There are further examples of people who suffered from depression so that they expressed suicidal tendencies, namely Jonah (Jonah 4: 8), Elijah (1 Kings 19: 4) and Job (Job 6: 9). Solomon also reached the point where, in her pursuit of pleasure, he ‘hated life’ (Ecclesiastes 2: 17). Paul reported that he and his colleagues ‘were under great pressure, far beyond our ability to endure, so that we despaired of life itself.’ (2 Corinthians 1: 8)
It is noticeable that it when God intervenes that the person is relieved of these feelings. Solomon learned to ‘fear God and keep His commandments, for this is the duty of all mankind.’ (Ecclesiastes 12: 13). Elijah was ministered to by an angel, was rested and then given a new commission. Jonah was admonished and rebuked by God. Paul learned that the Lord can bear those things that we cannot: ‘This happened that we might not rely on ourselves but on God, who raises the dead.’ (2 Corinthians 1: 9)
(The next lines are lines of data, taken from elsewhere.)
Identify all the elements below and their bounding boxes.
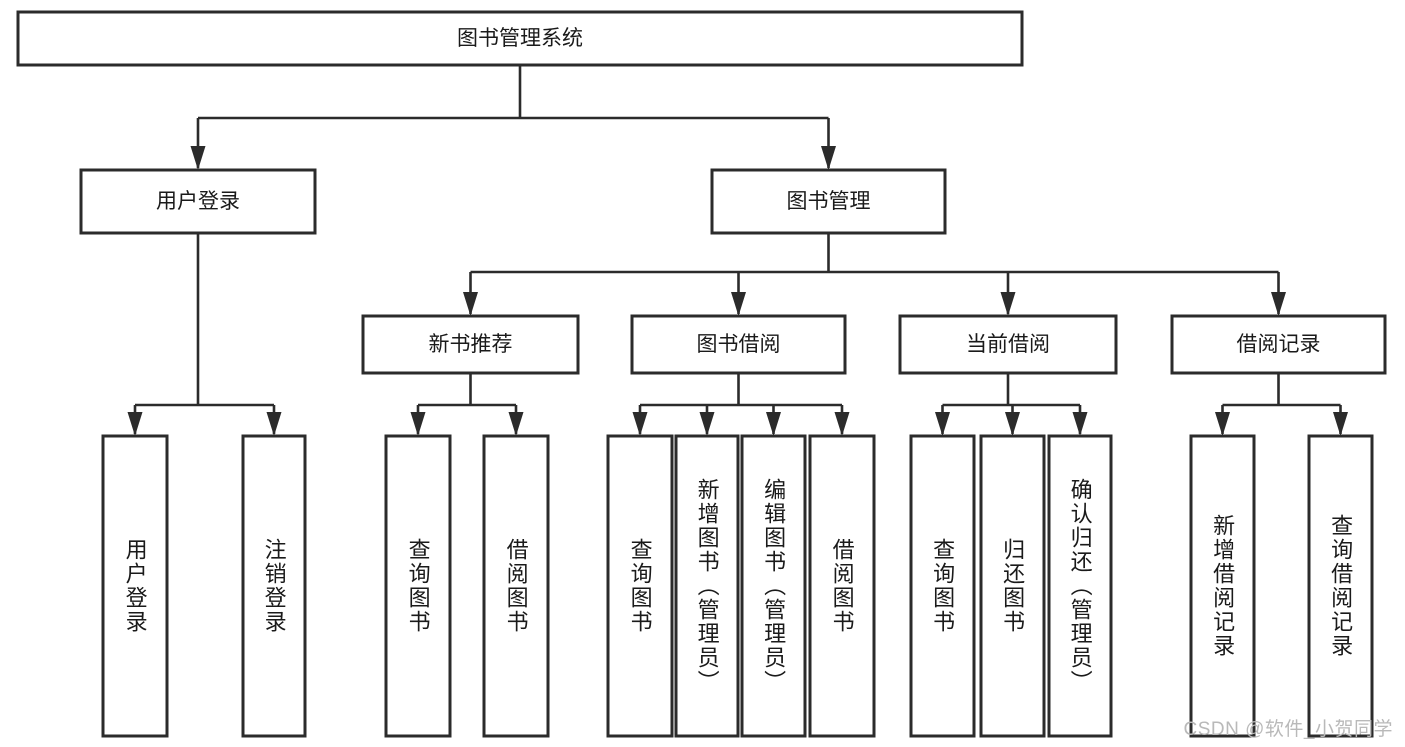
node-leaf-3[interactable] [482,434,550,738]
node-leaf-11[interactable] [1189,434,1256,738]
node-label-leaf-6: 编辑图书（管理员） [761,478,787,694]
arrow-head-icon [190,146,206,170]
arrow-head-icon [821,146,836,170]
node-leaf-1[interactable] [241,434,307,738]
node-root-system[interactable] [16,10,1024,67]
node-leaf-7[interactable] [808,434,876,738]
node-leaf-5[interactable] [674,434,740,738]
csdn-watermark: CSDN @软件_小贺同学 [1183,719,1393,740]
arrow-head-icon [1005,412,1020,436]
arrow-head-icon [410,412,426,436]
node-level2-0[interactable] [79,168,317,235]
node-label-leaf-12: 查询借阅记录 [1328,514,1354,658]
node-leaf-10[interactable] [1047,434,1113,738]
node-leaf-0[interactable] [101,434,169,738]
edges-layer [127,65,1348,436]
arrow-head-icon [731,292,746,316]
arrow-head-icon [1072,412,1088,436]
node-label-level3-2: 当前借阅 [966,333,1050,356]
node-leaf-6[interactable] [740,434,807,738]
arrow-head-icon [1000,292,1016,316]
node-label-leaf-2: 查询图书 [405,538,431,634]
arrow-head-icon [699,412,715,436]
node-level3-0[interactable] [361,314,580,375]
arrow-head-icon [1271,292,1286,316]
arrow-head-icon [127,412,143,436]
arrow-head-icon [834,412,850,436]
arrow-head-icon [1215,412,1230,436]
node-label-level3-0: 新书推荐 [429,333,513,356]
node-label-level3-1: 图书借阅 [697,333,781,356]
arrow-head-icon [463,292,478,316]
arrow-head-icon [266,412,282,436]
boxes-layer [16,10,1387,738]
node-leaf-2[interactable] [384,434,452,738]
node-label-leaf-0: 用户登录 [122,538,148,634]
arrow-head-icon [766,412,781,436]
arrow-head-icon [935,412,950,436]
node-label-leaf-11: 新增借阅记录 [1210,514,1236,658]
node-level3-2[interactable] [898,314,1118,375]
node-label-leaf-1: 注销登录 [261,538,287,634]
arrow-head-icon [1333,412,1348,436]
node-label-leaf-7: 借阅图书 [829,538,855,634]
node-level2-1[interactable] [710,168,947,235]
node-label-leaf-5: 新增图书（管理员） [694,478,720,694]
node-leaf-12[interactable] [1307,434,1374,738]
node-label-leaf-8: 查询图书 [930,538,956,634]
node-label-root: 图书管理系统 [457,27,583,50]
node-label-level3-3: 借阅记录 [1237,333,1321,356]
node-label-leaf-9: 归还图书 [1000,538,1026,634]
arrow-head-icon [632,412,648,436]
node-leaf-8[interactable] [909,434,976,738]
node-label-leaf-10: 确认归还（管理员） [1067,478,1093,694]
node-leaf-9[interactable] [979,434,1046,738]
node-label-leaf-3: 借阅图书 [503,538,529,634]
node-label-level2-0: 用户登录 [156,190,240,213]
arrow-head-icon [508,412,524,436]
node-level3-1[interactable] [630,314,847,375]
node-leaf-4[interactable] [606,434,674,738]
node-level3-3[interactable] [1170,314,1387,375]
node-label-leaf-4: 查询图书 [627,538,653,634]
node-label-level2-1: 图书管理 [787,190,871,213]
It has to be acknowledged that it cannot always be prevented when there are exceptional circumstances (such as chemical imbalance in the brain); however, we have to acknowledge that ‘my times are in your hands.’ (Psalm 31: 15) As God is the giver of life, He is also responsible for when we leave the world (Job 1: 21).
The important thing is that we support those who attempt suicide and/or (in the cases of successful attempts) those who mourn for their loss. We need to respond with sensitivity and compassion towards all, reflecting the sense of worth that God has for all people He has created.